You’ve heard this before. It’s one of the first arguments anyone hears against theism, and it stumps far too many Christians. But this question isn’t new. People have been asking some version of it for well over two thousand years. From ancient Greece to the Islamic Golden Age, to Hindu and Chinese philosophy, thinkers across cultures have asked whether reality can be explained by an endless chain of causes, or whether there must be a first, uncaused source of all things. Again and again, they came to the same conclusion: reality requires an uncaused cause.
Because of this, it’s ironic that the question still circulates today as if it were some devastating objection. In fact, even famous atheists have acknowledged its failure. Quentin Smith once called it “the worst atheistic argument in the history of Western thought” because it misunderstands the very definition of the terms being used.
By the word “God”, we do not mean a powerful being inside the universe. We mean the First Cause, the Unmoved Mover, the cause of all being itself—the one who exists outside of space, time, and matter. If God were bound by space, time, and matter, He could not have created them, because He would simply be part of the creation. God never began to exist. Logically, He is the cause of existence itself.

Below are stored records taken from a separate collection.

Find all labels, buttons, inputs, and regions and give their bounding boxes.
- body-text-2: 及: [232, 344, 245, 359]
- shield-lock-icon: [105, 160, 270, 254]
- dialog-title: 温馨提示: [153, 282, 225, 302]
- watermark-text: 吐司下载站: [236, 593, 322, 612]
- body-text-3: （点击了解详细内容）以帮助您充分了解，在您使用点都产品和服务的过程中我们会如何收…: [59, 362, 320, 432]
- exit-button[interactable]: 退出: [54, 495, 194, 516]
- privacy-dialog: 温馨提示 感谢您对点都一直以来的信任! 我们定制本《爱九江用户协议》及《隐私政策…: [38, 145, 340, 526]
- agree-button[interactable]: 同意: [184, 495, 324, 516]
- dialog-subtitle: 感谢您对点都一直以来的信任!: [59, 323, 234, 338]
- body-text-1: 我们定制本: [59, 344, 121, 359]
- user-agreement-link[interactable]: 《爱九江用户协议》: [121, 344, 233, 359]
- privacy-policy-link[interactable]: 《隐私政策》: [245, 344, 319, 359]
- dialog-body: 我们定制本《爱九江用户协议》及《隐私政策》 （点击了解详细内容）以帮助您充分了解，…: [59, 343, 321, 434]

Only things that begin to exist need a cause. The universe began to exist, which means the universe requires a cause outside of itself. This is at the core of the Cosmological argument. To say that someone had to push the first domino for the domino chain to begin is basic logic. It would be logically impossible to believe that nobody ever pushed the first domino, or that it’s been going on eternally in the past, as the theory of Infinite Regression incorrectly proposes. If you’re hiking in the mountains and stumble upon a well-built cabin, you know a builder built it. If you’re standing by a railroad track and passenger cars keep flying past you, even if you can’t see the beginning or the end, you would never believe there’s no engine pulling the train, or that it’s just an eternal line of boxcars. Yet that’s exactly what atheism asks you to believe. That is the logical fallacy, the special pleading. They are the ones that are cheating the system when they admit that everything around us, from your phone to a beautiful painting, has a cause, yet insist that the entire universe, which is infinitely more complex and ordered, somehow had no cause at all.
At its core, this objection is a contradiction in terms. It’s like asking, “Who created the uncreated?” “Who married the bachelor?” Or “What’s north of the North Pole?” The question only sounds compelling if God is incorrectly imagined as just another object within the universe.
The same confusion appears in the familiar middle-school gotcha question: “If God is all-powerful, can He create a stone so heavy He cannot lift it?” This is just another contradiction in terms. Can an all-powerful being be not all-powerful? Can black be white? Can you see how ridiculous this sounds?
So the next time someone asks you, “If God created the universe, who created God?”, just ask them back: what do you mean by God? Or even more simply: can whatever created space, time, and matter be made of space, time, and matter? Who married the bachelor?
Once the definition is clear, the objection disappears.
I hope this helps. God bless, and MERRY CHRISTMAS!